The transfer of practical knowledge is taking place in the form of extension services, networks of farmer cooperatives, and an increasing number of agricultural fintech platforms that provide market price information via user-friendly interfaces available on simple smartphones. Access to market price information has been shown to shift the negotiations of smallholder farmers with intermediaries, resulting in better farmgate prices, by closing the information gap that the traditional intermediary chain relied upon. Knowledge gained through commodities trading awareness is not being used as a trading tool but as a bargaining tool, a distinct application that reflects the practical power of understanding how prices form.

The more formal linkage between the financial infrastructure of commodity markets and the risk management needs of Kenyan farmers takes the form of weather derivatives and agricultural insurance products based on commodity price indices.
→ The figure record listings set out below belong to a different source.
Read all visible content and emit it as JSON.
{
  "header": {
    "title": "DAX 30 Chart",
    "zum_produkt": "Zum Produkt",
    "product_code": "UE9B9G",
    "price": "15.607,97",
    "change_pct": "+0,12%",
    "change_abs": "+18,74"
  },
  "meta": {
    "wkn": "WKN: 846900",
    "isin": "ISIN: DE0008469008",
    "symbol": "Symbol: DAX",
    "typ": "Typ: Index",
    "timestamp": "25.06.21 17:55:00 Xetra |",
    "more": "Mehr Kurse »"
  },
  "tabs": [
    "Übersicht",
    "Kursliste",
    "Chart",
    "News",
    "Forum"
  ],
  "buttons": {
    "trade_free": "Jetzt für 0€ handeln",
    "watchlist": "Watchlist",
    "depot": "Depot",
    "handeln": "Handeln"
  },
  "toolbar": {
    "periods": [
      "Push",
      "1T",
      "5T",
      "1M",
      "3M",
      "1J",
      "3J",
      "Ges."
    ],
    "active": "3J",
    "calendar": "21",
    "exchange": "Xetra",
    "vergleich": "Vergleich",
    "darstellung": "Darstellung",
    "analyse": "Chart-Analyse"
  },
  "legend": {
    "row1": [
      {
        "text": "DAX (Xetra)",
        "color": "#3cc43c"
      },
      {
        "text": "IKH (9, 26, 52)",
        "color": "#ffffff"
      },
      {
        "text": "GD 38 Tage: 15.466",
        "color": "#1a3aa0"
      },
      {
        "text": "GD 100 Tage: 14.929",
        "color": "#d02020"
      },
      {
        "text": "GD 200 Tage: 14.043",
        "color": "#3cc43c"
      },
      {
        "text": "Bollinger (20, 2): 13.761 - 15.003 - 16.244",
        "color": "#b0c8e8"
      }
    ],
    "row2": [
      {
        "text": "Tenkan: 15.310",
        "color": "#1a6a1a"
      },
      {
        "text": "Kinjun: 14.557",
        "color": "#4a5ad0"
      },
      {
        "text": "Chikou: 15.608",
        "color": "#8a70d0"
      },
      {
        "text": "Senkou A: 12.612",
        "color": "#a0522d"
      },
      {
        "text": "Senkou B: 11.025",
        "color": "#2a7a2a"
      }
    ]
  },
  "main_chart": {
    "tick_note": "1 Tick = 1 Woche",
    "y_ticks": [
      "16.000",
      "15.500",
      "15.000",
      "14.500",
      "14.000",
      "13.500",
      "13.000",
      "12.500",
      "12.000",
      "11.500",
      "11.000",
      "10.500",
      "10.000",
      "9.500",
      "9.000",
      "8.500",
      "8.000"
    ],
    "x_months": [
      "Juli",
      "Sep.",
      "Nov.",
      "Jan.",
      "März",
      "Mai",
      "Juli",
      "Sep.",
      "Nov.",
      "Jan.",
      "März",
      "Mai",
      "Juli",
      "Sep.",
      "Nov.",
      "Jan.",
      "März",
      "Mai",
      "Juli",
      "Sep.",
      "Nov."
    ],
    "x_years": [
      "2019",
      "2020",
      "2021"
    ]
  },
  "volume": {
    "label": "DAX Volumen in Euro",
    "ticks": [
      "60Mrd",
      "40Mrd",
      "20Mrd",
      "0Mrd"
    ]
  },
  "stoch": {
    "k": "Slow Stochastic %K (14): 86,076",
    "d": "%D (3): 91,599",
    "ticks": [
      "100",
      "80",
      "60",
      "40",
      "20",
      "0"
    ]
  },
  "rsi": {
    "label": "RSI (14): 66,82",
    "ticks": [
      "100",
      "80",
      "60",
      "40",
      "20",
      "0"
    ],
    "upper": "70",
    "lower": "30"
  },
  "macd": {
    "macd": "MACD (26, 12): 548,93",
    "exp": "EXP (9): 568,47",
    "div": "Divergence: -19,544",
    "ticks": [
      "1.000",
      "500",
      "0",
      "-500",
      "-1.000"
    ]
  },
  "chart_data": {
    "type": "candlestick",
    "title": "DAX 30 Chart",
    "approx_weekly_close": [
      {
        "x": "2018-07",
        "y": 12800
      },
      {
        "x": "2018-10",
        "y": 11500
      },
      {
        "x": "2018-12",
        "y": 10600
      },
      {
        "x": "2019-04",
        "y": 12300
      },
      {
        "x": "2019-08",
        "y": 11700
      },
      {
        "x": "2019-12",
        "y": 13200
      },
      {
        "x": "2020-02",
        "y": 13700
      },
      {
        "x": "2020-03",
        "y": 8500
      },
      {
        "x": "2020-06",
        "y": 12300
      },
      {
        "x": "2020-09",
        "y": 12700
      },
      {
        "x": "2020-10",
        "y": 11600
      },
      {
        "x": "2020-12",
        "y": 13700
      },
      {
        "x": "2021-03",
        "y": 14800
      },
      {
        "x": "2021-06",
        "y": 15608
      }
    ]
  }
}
Development finance institutions and agricultural insurance providers have piloted index-based insurance products that pay out when commodity prices drop below certain thresholds, analogous to the way futures and options work for commercial agricultural producers in more developed markets as a form of price risk protection. These products remain in an early stage of adoption in Kenya and help fill the gap between smallholder farmers and formal commodity trading infrastructure, using instruments tailored to the unique risk profile of smallholder agriculture.

Mobile technology, market information, and financial product innovation have been steadily opening up commodity market knowledge in Kenya’s agricultural sector, a space that processors, large-scale commercial farms, and professional traders have long held to themselves. These farmers are not becoming financial commodity traders, but they are becoming commodity price literate, altering the way they participate in the value chain. In specific cases this change has been modest, but collectively, if it produces a larger impact on the way agricultural markets operate in Kenya, the gap between a smallholder farmer and commodity market awareness is not as large as agricultural commerce made it seem.